Hi Christian,
we're talking about ~150GB for the initial TEI docs.
Well, with this promising answer, I go ahead. We'll meet again :-)
Matthias
Am Donnerstag, 3. September 2020, 19:10:54 CEST schrieb Christian Grün:
Hi Matthias,
Can I give BaseX a try?
You definitely should ;) Maybe you can simply start off, download BaseX and import your TEI directories. Some database limits are listed here [1]. If you encounter problems with creating the full-text index for your XML data, documents can also be split across multiple databases.
What’s the total file size of your initial TEI documents?
Best, Christian
[1] https://docs.basex.org/wiki/Statistics
On Thu, Sep 3, 2020 at 7:05 PM Matthias Schütze matthias.schuetze@web.de wrote:
Hello BaseX list,
I'm completely new to BaseX and a bit overwhelmed of the resources found so far in the wiki. So, please forgive my ask for advices to novices.

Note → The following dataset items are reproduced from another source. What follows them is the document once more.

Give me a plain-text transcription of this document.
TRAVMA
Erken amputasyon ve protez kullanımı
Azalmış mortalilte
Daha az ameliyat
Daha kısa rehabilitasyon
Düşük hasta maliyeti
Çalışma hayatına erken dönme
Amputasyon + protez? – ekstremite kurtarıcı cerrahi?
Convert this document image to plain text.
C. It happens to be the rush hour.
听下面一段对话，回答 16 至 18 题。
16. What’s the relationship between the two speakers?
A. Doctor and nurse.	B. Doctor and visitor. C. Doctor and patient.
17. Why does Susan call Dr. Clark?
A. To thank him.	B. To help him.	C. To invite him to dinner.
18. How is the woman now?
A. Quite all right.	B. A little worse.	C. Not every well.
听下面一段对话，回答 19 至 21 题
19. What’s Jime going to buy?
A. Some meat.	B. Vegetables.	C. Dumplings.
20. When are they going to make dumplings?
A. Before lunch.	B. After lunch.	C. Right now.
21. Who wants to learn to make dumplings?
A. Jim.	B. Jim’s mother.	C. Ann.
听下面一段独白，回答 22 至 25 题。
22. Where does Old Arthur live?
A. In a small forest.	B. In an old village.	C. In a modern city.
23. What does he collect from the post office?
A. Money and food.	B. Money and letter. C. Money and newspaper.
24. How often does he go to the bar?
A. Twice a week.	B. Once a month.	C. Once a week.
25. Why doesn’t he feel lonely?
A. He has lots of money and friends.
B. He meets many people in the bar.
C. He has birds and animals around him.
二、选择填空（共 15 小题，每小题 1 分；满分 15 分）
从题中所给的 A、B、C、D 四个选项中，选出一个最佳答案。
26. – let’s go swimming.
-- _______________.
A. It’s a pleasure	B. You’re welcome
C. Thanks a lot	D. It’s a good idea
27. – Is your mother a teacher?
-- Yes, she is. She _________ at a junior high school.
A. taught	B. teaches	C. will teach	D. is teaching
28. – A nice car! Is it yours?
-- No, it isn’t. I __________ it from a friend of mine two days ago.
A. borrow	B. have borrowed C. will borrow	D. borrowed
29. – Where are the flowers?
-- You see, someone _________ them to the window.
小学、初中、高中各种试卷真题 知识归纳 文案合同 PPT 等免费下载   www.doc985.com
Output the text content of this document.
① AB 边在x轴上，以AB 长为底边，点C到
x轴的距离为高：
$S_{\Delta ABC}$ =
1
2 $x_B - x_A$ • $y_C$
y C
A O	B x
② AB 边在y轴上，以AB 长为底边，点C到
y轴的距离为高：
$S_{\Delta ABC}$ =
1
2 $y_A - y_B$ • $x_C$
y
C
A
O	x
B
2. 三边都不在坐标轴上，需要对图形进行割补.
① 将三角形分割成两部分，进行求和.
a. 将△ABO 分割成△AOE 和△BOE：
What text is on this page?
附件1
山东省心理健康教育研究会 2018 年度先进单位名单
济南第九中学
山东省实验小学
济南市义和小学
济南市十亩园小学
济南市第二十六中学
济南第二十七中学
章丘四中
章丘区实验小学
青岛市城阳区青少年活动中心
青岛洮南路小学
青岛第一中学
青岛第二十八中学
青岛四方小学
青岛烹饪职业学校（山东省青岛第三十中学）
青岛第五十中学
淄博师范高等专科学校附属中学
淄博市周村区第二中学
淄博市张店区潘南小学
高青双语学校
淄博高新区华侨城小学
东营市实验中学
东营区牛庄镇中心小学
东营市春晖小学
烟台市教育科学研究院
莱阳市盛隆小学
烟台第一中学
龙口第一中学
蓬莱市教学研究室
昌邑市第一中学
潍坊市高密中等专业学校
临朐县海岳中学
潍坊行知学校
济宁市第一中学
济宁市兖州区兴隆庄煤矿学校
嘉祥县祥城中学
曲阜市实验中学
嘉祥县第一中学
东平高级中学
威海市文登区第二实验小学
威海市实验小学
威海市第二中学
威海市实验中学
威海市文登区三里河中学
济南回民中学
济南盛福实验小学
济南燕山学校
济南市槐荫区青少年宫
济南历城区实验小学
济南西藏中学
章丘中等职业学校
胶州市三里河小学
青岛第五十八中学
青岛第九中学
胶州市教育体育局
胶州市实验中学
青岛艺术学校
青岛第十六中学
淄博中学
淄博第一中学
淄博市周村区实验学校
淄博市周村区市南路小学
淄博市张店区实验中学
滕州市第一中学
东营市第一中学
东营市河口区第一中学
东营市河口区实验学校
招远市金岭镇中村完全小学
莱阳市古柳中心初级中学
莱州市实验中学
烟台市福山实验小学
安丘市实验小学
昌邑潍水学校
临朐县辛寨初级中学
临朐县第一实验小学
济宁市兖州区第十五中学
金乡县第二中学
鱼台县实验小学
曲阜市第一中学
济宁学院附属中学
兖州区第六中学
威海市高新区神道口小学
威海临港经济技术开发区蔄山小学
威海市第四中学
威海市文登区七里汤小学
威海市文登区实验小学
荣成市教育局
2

My question: Is BaseX capable of handling TEI-XML files under following circumstances. # of TEI-files: ~10^7 # of directories where these are files stored in: ~10^5 # of words in TEI/body to be indexed: ~5*10^9 yearly increment: 10^9 words in about 10^6 files
The main concern is full-text search within TEI/body which must be performant: users interact with the database searching full text.
Indexing the aforementioned amount of data should be achievable in reasonable time, say:
- initial indexing may last some days, if necessary
- incremental(?) indexing of new data should be an overnight job
Can I give BaseX a try? Or should I look elsewhere?
Cheers, Matthias